Sometimes helped at these events by friend and Tolko co-worker Dave Sulymka, he said he picks up the pig, usually purchased from Save on Foods or Margett’s Meats and brings it with him.

“We can also do beef, and can roast potatoes and corn and sometimes my wife Gloria makes salads,” he explained.

“This all started years ago when my former foreman at Lignum’s, Sal Demare thought it would be great to have a pig roast for our Ten Year Club at our company fishing derby at Timothy Lake.

We used to burn fir bark to roast the meat—pile it up and light it with a tiger torch. We did it about 15 years like that, with the spit being turned by an electric motor,” he continued.

“People got word of the pig roasts we did and we started getting asked to do events for other people.

“We also volunteer for the seniors draft horse ride every year—making free lunches for everybody. Beamac donates the food for this fun event, and everyone looks forward to it.”

All of the proceeds that Martin makes doing the roasts are donated at Christmas time to kids’ programs and projects, including the Child Development Centre, Pregnancy Outreach Program, Tim Hortons’ Camp, the Salvation Army, Big Brothers and Sisters, the Brain Injury Society and to the Cariboo Memorial Hospital for a heart monitor.

“Everybody wants to come and see the pig turning and cooking at these events,” he said. “The smell is divine; Gloria pokes holes in the meat and inserts rosemary, thyme and garlic.”

He said that he cooks, carves and serves the meat. “People love to watch him carve the pig with cleavers, and a crowd gathers when he hands out the ‘candy,’ or the crispy skin,” Gloria added.

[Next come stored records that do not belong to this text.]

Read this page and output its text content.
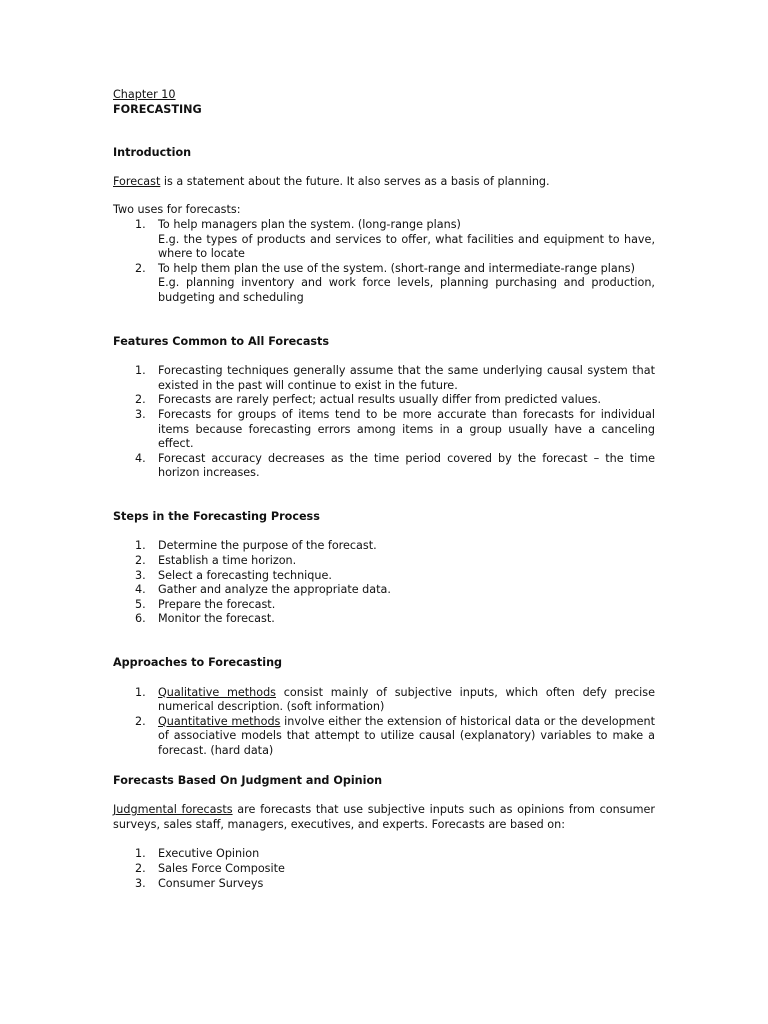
Chapter 10

FORECASTING

Introduction

Forecast is a statement about the future. It also serves as a basis of planning.

Two uses for forecasts:

1. To help managers plan the system. (long-range plans)
E.g. the types of products and services to offer, what facilities and equipment to have, where to locate
2. To help them plan the use of the system. (short-range and intermediate-range plans)
E.g. planning inventory and work force levels, planning purchasing and production, budgeting and scheduling

Features Common to All Forecasts

1. Forecasting techniques generally assume that the same underlying causal system that existed in the past will continue to exist in the future.
2. Forecasts are rarely perfect; actual results usually differ from predicted values.
3. Forecasts for groups of items tend to be more accurate than forecasts for individual items because forecasting errors among items in a group usually have a canceling effect.
4. Forecast accuracy decreases as the time period covered by the forecast – the time horizon increases.

Steps in the Forecasting Process

1. Determine the purpose of the forecast.
2. Establish a time horizon.
3. Select a forecasting technique.
4. Gather and analyze the appropriate data.
5. Prepare the forecast.
6. Monitor the forecast.

Approaches to Forecasting

1. Qualitative methods consist mainly of subjective inputs, which often defy precise numerical description. (soft information)
2. Quantitative methods involve either the extension of historical data or the development of associative models that attempt to utilize causal (explanatory) variables to make a forecast. (hard data)

Forecasts Based On Judgment and Opinion

Judgmental forecasts are forecasts that use subjective inputs such as opinions from consumer surveys, sales staff, managers, executives, and experts. Forecasts are based on:

1. Executive Opinion
2. Sales Force Composite
3. Consumer Surveys
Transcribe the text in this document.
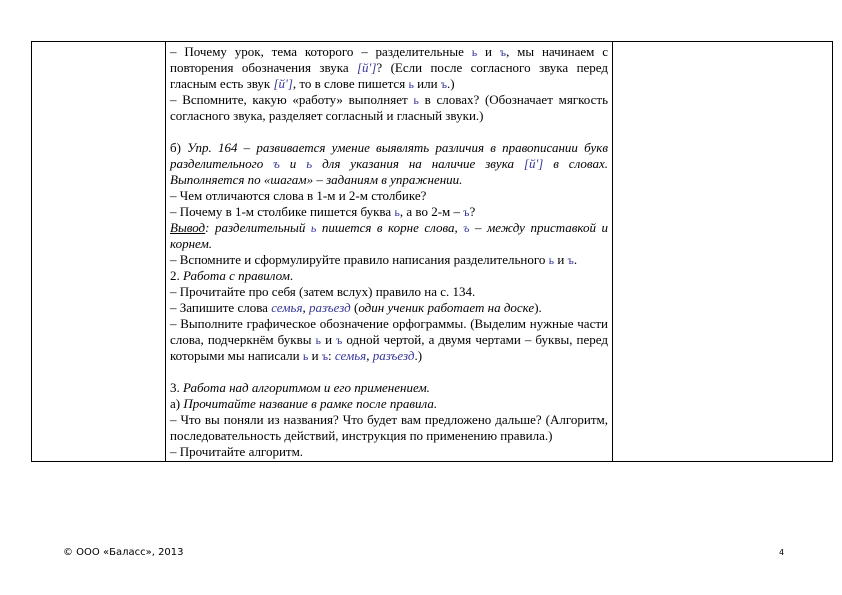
– Почему урок, тема которого – разделительные ь и ъ, мы начинаем с повторения обозначения звука [й']? (Если после согласного звука перед гласным есть звук [й'], то в слове пишется ь или ъ.)

– Вспомните, какую «работу» выполняет ь в словах? (Обозначает мягкость согласного звука, разделяет согласный и гласный звуки.)

б) Упр. 164 – развивается умение выявлять различия в правописании букв разделительного ъ и ь для указания на наличие звука [й'] в словах. Выполняется по «шагам» – заданиям в упражнении.

– Чем отличаются слова в 1-м и 2-м столбике?

– Почему в 1-м столбике пишется буква ь, а во 2-м – ъ?

Вывод: разделительный ь пишется в корне слова, ъ – между приставкой и корнем.

– Вспомните и сформулируйте правило написания разделительного ь и ъ.

2. Работа с правилом.

– Прочитайте про себя (затем вслух) правило на с. 134.

– Запишите слова семья, разъезд (один ученик работает на доске).

– Выполните графическое обозначение орфограммы. (Выделим нужные части слова, подчеркнём буквы ь и ъ одной чертой, а двумя чертами – буквы, перед которыми мы написали ь и ъ: семья, разъезд.)

3. Работа над алгоритмом и его применением.

а) Прочитайте название в рамке после правила.

– Что вы поняли из названия? Что будет вам предложено дальше? (Алгоритм, последовательность действий, инструкция по применению правила.)

– Прочитайте алгоритм.

© ООО «Баласс», 2013	4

Martin said he took Food Safe in order to do the roasts, adding that he doesn’t cook at all, other than at his barbecues.

“I check the meat throughout the day using my thermometers. It takes seven hours to cook an 80 to 100 pound pig, although it’s closer to 12 hours with all the hauling, setting up and cleaning up,” he explained.

“I love meeting so many people,” he said. “We just wanted to help some kids and give something to the community.”